Revis’ worldbuilding is a tightly-wound coil that never stops unfurling: personal drama is aplenty, but the past and its glaring omissions lend the trilogy most of its suspense. Every plot twist emerges from the ashes of history, in both earlier books and Shades of Earth, so it’s no surprise that Centauri-Earth is hardly what it seems. Layered under the struggle for survival in this volume is a deeper, sustaining mystery: the question of circumstance, and the truth of how it came to be. With both elements, the terror of an alien world and the whiffs of vague past catastrophe and possible conspiracy, Revis creates a stomping ground for her sci-fi that antagonizes the colonists in multiple ways, yielding a survival story that really uses its surroundings, not just as a force to struggle against, but as a source of revelation. It’s illuminating to dig in Revis’ sandbox and find the treasures she’s buried there––even more so that some of them take the whole book to uncover.
Those more stubborn details build to an even more powerful conclusion: when the real culprits, conspiracies, and causes are hidden, it is all the more compelling when the monster at the reader’s feet scurries away, and a deeper growl from above prompts them to look up, and meet the real one.
In Shades of Earth, power is cleverly nestled in its designs and machinations, sending the characters immediate threats and keeping them in the dark about its true nature. The structure Revis creates for this in her plot is layered, so rife with complete shifts in paradigm that the final reveals are a rousing breath of release. Though they may read as deus ex machina to some, these sudden, all-consuming realizations have a surprising thematic utility, one that can be found in the likes of Doctor Who. (It’s reasonable to infer that the show had a a direct influence on the work––the author’s notes in her short story anthology, The Future Collection, cite it directly.)
Doctor Who has boundless faith in human beings, so much so that its greatest heartbreaks happen when people fail to act as their best selves in situations of crisis that demand it, from paranoia in the episode “Midnight” to trigger-happy dealings with another species in “The Hungry Earth” and “In Cold Blood.” (All three of these are magnificent episodes, by the way.)
There are echoes of this in Shades of Earth, with devastatingly authentic depictions of peace gone awry.
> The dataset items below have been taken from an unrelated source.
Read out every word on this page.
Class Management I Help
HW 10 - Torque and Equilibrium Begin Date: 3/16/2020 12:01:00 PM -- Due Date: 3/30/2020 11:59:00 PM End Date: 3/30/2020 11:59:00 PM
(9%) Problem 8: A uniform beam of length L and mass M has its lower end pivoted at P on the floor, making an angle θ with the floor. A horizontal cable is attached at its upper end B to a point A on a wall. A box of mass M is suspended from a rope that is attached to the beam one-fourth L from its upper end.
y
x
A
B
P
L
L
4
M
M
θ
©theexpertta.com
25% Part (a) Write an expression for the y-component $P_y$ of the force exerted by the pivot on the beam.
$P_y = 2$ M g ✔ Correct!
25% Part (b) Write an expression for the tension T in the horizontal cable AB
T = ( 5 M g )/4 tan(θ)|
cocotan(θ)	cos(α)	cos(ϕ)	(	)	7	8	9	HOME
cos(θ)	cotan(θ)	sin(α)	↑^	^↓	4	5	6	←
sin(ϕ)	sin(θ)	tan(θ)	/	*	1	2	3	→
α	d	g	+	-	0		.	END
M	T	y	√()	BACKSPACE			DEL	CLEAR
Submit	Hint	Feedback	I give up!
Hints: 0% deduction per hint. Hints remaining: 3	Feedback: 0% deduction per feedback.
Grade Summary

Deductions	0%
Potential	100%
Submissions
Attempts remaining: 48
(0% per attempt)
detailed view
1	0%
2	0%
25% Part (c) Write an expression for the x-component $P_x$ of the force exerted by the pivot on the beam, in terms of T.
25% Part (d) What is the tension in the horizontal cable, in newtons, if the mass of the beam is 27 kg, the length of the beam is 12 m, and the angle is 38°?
The book is defined by compassion when it comes to unpacking the unproductive tensions between ship-borns and Earth-borns: compassionate not only in understanding and forgiving their motives but also in terms of emphasizing how devastating this animosity is for everyone involved, and how it pulls attention away from the real source of harm. Here, Revis writes the ultimate tragedy: human beings too beholden to their nature to recognize the institutions and authorities that actually pose a threat. It has all the trappings of free will, with the tart smack of inevitability.
Revis does this especially well with Amy’s father, the Earth-born Colonel Martin, who reacts to the hostile environment and the ship-borns foolishly yet predictably. He has a compassionate side––it shows very obviously in his interactions with his daughter––but it isn’t enough to resist paranoia, and, in the tradition of tragic flaws, gets warped under pressure. It’s heartbreaking in him because it’s heartbreaking in everyone else. Shades of Earth genuinely believes its characters are better than this. It gets its gravity from the painful fact that they very often aren’t.